Business transacted, the two came forth, and walked the deck.

"Now tell me, sir," said he with the book, "how comes it that a young gentleman like you, a sedate student at the first appearance, should dabble in stocks and that sort of thing?"

"There are certain sophomorean errors in the world," drawled the sophomore, deliberately adjusting his shirt-collar, "not the least of which is the popular notion touching the nature of the modern scholar, and the nature of the modern scholastic sedateness."

"So it seems, so it seems. Really, this is quite a new leaf in my experience."

"Experience, sir," originally observed the sophomore, "is the only teacher."

"Hence am I your pupil; for it's only when experience speaks, that I can endure to listen to speculation."

"My speculations, sir," dryly drawing himself up, "have been chiefly governed by the maxim of Lord Bacon; I speculate in those philosophies which come home to my business and bosom--pray, do you know of any other good stocks?"
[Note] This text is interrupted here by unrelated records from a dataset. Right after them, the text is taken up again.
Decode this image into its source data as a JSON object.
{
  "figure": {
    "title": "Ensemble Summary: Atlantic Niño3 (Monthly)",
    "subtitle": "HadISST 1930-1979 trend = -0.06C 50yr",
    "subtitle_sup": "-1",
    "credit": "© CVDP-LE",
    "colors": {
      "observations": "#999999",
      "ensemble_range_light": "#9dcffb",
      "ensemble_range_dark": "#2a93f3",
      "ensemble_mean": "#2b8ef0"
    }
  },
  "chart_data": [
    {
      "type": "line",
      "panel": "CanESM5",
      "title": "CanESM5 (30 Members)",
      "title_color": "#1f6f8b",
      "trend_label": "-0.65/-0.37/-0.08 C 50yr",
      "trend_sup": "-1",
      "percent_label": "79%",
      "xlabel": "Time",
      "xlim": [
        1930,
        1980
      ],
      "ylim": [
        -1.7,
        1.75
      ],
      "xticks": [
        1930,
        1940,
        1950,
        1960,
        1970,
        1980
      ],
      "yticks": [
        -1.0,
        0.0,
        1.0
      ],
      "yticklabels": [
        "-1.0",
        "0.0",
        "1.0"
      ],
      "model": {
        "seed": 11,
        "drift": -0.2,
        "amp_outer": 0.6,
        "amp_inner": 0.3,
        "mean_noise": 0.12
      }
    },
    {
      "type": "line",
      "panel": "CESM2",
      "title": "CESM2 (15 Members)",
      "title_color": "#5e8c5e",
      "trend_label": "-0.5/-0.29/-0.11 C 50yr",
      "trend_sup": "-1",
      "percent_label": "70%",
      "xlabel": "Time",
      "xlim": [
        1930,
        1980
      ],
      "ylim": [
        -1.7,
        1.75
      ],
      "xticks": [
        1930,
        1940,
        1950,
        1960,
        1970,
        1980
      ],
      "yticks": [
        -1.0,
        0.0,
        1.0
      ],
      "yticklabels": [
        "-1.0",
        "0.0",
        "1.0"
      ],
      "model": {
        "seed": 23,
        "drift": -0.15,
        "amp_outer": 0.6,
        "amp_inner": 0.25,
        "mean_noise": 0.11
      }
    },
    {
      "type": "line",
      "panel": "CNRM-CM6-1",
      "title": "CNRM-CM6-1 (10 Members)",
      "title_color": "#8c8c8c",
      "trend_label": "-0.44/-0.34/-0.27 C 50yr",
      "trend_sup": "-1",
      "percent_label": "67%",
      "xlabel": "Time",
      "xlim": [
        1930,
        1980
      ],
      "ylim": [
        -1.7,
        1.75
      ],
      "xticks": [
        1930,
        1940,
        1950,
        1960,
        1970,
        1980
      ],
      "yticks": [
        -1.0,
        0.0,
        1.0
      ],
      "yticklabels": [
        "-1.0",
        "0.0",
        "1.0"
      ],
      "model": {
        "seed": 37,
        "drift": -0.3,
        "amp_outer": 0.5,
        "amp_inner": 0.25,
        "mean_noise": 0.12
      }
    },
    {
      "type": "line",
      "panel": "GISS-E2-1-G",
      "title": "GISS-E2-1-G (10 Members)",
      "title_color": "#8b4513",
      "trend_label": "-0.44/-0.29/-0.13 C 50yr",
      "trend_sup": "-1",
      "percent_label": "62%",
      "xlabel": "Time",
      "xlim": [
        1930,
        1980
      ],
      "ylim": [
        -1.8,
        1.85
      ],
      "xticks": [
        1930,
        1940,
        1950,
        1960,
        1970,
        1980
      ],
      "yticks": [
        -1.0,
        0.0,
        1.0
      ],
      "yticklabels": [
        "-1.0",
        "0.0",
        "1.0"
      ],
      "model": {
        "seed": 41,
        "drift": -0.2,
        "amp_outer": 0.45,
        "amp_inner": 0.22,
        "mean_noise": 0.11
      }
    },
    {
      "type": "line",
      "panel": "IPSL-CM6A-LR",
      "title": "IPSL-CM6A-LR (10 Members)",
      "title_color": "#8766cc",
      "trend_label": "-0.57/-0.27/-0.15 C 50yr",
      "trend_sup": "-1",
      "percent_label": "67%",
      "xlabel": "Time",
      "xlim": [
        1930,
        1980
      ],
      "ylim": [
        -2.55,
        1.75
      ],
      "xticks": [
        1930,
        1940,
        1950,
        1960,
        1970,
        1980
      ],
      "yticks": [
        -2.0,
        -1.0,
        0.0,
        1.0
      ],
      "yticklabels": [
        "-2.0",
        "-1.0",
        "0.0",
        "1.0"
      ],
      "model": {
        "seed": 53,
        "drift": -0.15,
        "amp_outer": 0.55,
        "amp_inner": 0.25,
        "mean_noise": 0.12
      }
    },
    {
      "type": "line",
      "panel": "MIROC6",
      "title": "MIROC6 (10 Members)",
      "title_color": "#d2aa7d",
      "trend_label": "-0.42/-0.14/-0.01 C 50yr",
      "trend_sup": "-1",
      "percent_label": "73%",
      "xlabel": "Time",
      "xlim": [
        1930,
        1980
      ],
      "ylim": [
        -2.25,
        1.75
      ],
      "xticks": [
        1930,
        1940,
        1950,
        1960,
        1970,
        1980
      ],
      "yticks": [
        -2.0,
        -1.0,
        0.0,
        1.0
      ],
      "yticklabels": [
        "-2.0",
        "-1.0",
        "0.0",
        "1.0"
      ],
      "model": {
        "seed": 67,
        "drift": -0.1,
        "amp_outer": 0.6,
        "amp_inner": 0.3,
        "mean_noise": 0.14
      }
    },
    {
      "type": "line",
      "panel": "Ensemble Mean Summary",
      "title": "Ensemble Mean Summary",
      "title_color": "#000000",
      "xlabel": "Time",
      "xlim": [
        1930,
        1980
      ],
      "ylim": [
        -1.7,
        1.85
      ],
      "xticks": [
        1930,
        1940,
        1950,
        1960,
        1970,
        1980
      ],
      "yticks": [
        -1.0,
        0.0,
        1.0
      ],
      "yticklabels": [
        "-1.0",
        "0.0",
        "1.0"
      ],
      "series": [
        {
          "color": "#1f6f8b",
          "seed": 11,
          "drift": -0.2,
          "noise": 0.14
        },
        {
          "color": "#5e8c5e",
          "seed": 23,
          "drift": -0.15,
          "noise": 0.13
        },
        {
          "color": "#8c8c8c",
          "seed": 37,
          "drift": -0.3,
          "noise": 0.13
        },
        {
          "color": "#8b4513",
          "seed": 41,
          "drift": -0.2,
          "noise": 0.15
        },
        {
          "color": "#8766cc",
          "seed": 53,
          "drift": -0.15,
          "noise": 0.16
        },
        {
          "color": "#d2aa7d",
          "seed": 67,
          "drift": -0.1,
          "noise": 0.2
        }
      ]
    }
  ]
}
"You wouldn't like to be concerned in the New Jerusalem, would you?"

"New Jerusalem?"

"Yes, the new and thriving city, so called, in northern Minnesota. It was originally founded by certain fugitive Mormons. Hence the name. It stands on the Mississippi. Here, here is the map," producing a roll. "There--there, you see are the public buildings--here the landing--there the park--yonder the botanic gardens--and this, this little dot here, is a perpetual fountain, you understand. You observe there are twenty asterisks. Those are for the lyceums. They have lignum-vitae rostrums."

"And are all these buildings now standing?"

"All standing--bona fide."

"These marginal squares here, are they the water-lots?"

"Water-lots in the city of New Jerusalem? All terra firma--you don't seem to care about investing, though?"

"Hardly think I should read my title clear, as the law students say," yawned the collegian.

"Prudent--you are prudent. Don't know that you are wholly out, either. At any rate, I would rather have one of your shares of coal stock than two of this other. Still, considering that the first settlement was by two fugitives, who had swum over naked from the opposite shore--it's a surprising place. It is, bona fide.--But dear me, I must go. Oh, if by possibility you should come across that unfortunate man----"

"--In that case," with drawling impatience, "I will send for the steward, and have him and his misfortunes consigned overboard."

"Ha ha!--now were some gloomy philosopher here, some theological bear, forever taking occasion to growl down the stock of human nature (with ulterior views, d'ye see, to a fat benefice in the gift of the worshipers of Ariamius), he would pronounce that the sign of a hardening heart and a softening brain. Yes, that would be his sinister construction. But it's nothing more than the oddity of a genial humor--genial but dry. Confess it. Good-bye."